Up until this point in the psalm it would be possible to see the Lord (Adonai) as only divine. The Hebrew scholar who lived under the old covenant would have understood Adonai to be God, even if he could not understand what this psalm was teaching about how the LORD (YHWH) and the Lord (Adonai) related to one another. And so, the Old Testament Hebrew would have seen Adonai as being God but would never have conceived of Adonai as also being human, and, up until 110:7, that would have been a valid understanding of the psalm. So the scholar might conclude something like, “Somehow the Lord (Adonai) is going to come at the end and is going to pour out God’s wrath on the unrighteous.”
But the simple words of 110:7 throw that interpretation out the window, for “He will drink from the brook by the wayside.” Observe that this “He” of 110:7 is the same “He” of 110:5 and 110:6, which we have decided must be the Lord (Adonai). But how does Adonai “drink from the brook” and “lift up His head”? These are things that humans do, but the Lord, as God, does not drink from brooks and He does not have a physical head to lift up. Or does He?
The solution to this conundrum is stunning. If the Lord (Adonai) drinks from the brook by the wayside and lifts up His head, it must mean that somehow the Lord has become a Man.
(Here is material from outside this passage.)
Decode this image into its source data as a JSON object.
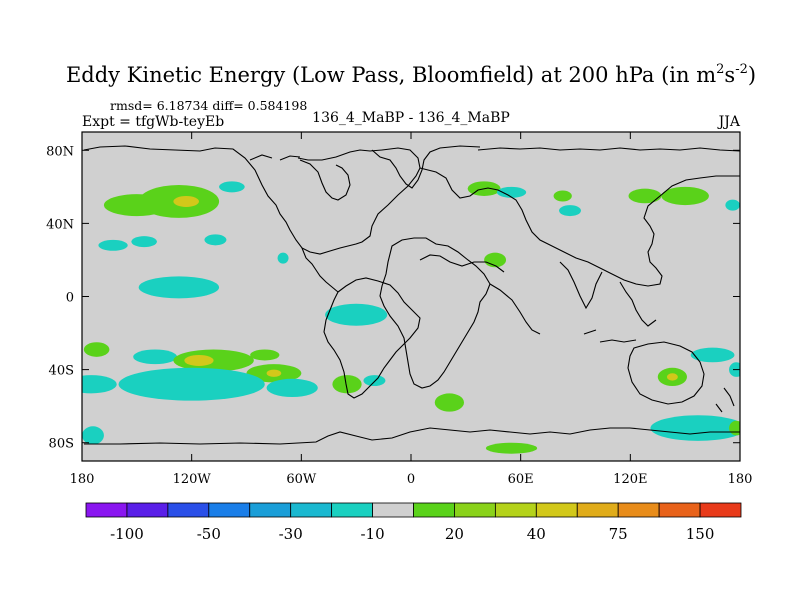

Somehow the Lord, who is God and who is a priest forever according to the order of Melchizedek and who is seated at the LORD’s right hand and who will come on the last day to judge the nations; the Lord is somehow both God and Man. Yes, the Lord is both God and Man and His name is the Lord Jesus Christ.
From an Old Testament mindset, Psalm 110 was a murky collection of mysteries. It was not possible for the Old Testament Hebrew to understand David’s inspired writing because God had not revealed enough in His word to untangle the knots.
But now that Christ has been revealed and has died, has been raised and has ascended, and now that God has given us His full revelation in a completed Bible, we can see that, almost a millennium before Christ appeared and at least three millennia before He returned, the Holy Spirit inspired David to give us a veiled preview of that final awesome day.